There are test kits you can find for gold that allow you to chemically assess the general gold content of a piece. These tend to run anywhere from $50-60 and you'll need chemical refils down the line if you use it often. They include several solutions of acids that react with gold, and either test pins made of gold, or battery powered testers that run a small current through the tested object. I prefer the electrical option, but you can find the chemical & gold pin option here: www.centercoin.com.
Finally, some jewlery stores will test your gold for you either for free of small fee. Even if you're not planning in selling your stuff, tell them you are and they'll be more likely to help you out.
I've heard that pawn shops do not deal in platinum, is this true?
I've never heard this one before, to be honest. I managed a pawn shop in Salisbury, MD for a while, and we accepted platinum. In fact, the owner was always very happy when we took it in, because it meant we were about to get a huge return on the investment.

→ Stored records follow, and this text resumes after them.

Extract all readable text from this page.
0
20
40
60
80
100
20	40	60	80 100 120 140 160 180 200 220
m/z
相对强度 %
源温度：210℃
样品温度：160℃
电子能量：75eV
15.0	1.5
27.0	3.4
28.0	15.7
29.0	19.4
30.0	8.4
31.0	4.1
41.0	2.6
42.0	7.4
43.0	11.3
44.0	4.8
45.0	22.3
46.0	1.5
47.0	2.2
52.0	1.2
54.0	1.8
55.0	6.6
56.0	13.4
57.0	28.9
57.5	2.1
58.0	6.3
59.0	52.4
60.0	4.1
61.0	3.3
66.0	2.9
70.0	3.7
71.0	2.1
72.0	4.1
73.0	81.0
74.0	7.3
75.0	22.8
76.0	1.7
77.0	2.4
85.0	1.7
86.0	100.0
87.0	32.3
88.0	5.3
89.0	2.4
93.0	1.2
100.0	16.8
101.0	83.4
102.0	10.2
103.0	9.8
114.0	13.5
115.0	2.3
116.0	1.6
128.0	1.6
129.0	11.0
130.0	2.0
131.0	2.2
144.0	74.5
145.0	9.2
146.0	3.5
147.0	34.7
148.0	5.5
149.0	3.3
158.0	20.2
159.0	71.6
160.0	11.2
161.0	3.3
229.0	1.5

Platinum is one of the most durable and expensive prescious metals. Since it was first put to market, it has been debated on what constitutes pure platinum, since all the rings and things made from it are actually platinum alloys (iridium is a common mix). It was decided recently that the official "pure" values would be at least 85% platinum, and as much as 15% other. This being true, every ounce of alloyed platinum is worth about $1576 at market value today. This is just an amazing price.

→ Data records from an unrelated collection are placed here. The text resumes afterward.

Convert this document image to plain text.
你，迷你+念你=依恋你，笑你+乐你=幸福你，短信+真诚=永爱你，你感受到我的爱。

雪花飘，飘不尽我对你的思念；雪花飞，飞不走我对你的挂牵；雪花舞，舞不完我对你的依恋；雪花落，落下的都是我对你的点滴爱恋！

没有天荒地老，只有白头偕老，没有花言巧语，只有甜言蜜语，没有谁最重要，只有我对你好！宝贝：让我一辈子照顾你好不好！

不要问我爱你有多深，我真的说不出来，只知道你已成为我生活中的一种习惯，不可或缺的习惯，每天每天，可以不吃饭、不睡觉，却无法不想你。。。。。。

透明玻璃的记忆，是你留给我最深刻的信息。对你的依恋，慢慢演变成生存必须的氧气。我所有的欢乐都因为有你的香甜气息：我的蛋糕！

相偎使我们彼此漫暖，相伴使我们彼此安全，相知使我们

Now it is also true that pawn shops are not required to buy, offer to buy, or otherwise guarantee the price of an item. Even if you come in with the Mona Lisa and offer to sell it for $5, a pawn shop does not have to buy it. Also, if they offer you $50 for that ring, and then find out it isn't gold, they don't have to buy it at all. There are no laws (at least in Maryland) saying that pawn shops have to buy something. This being true, you may have found a shop that doesn't deal in platinum. Considering how hard it can be to work, test, and resell (it's expensive after all) they may have decided it simply wasn't worth it.
Is it true that most pawn shops buy gold at value and sell at retail?

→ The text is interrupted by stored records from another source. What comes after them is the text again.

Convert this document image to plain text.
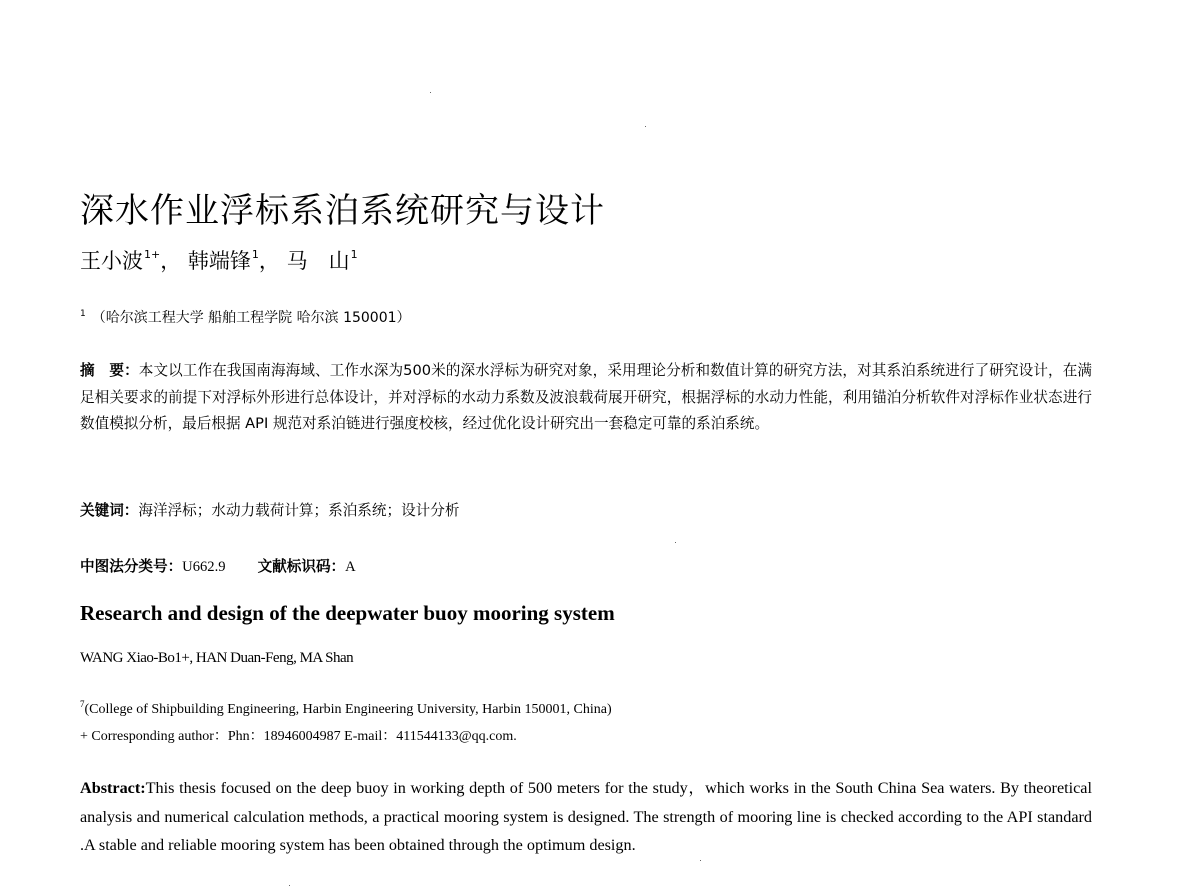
深水作业浮标系泊系统研究与设计
王小波$^{1+}$， 韩端锋$^1$， 马　山$^1$
$^1$ （哈尔滨工程大学 船舶工程学院 哈尔滨 150001）
摘　要：本文以工作在我国南海海域、工作水深为500米的深水浮标为研究对象，采用理论分析和数值计算的研究方法，对其系泊系统进行了研究设计，在满足相关要求的前提下对浮标外形进行总体设计，并对浮标的水动力系数及波浪载荷展开研究，根据浮标的水动力性能，利用锚泊分析软件对浮标作业状态进行数值模拟分析，最后根据 API 规范对系泊链进行强度校核，经过优化设计研究出一套稳定可靠的系泊系统。
关键词：海洋浮标；水动力载荷计算；系泊系统；设计分析
中图法分类号：U662.9 文献标识码：A
Research and design of the deepwater buoy mooring system
WANG Xiao-Bo1+, HAN Duan-Feng, MA Shan
$^7$(College of Shipbuilding Engineering, Harbin Engineering University, Harbin 150001, China)
+ Corresponding author：Phn：18946004987 E-mail：411544133@qq.com.
Abstract:This thesis focused on the deep buoy in working depth of 500 meters for the study，which works in the South China Sea waters. By theoretical analysis and numerical calculation methods, a practical mooring system is designed. The strength of mooring line is checked according to the API standard .A stable and reliable mooring system has been obtained through the optimum design.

Well, yes and no. It really depends on the mode in which the shop does business and how they sell their gold. In our case, we bought gold at between $2-7 per gram and sold it at $10+ per gram. The market value of gold is currently at 31 or so per gram. We were hardly selling retail. These prices have changed, of course, but the fact still holds that when you buy something as a pawnbroker, your goal is to turn it around and make money off it. The general rule is, the more you put into it, the more you need out of it.
In this case, we would buy thin 10K rings at $2-10 a piece and sell them for $30-40. This was normally jewelry the seller didn't want and the customer obviously gets a good deal when they find a ring in our shop for half the price of retail.
Many major dealers will buy at or just below weight value of the precious metal, and then proceed to sell at retail. In this case they may offer you $50-60 for your little ring but sell it for $300 or more. In this case, pretty much everyone gets screwed over except the shop.
If you want to get the full retail value possible out of your gold (and have the time to wait), then sell to someone on eBay or another cheap/free listed site. If you intend to sell to someone independently and in person, then make sure you always meet somewhere public with lots of people, and never make the jewelry obvious on your person. If possible, sell to established businesses or by proxy, as opposed to in person.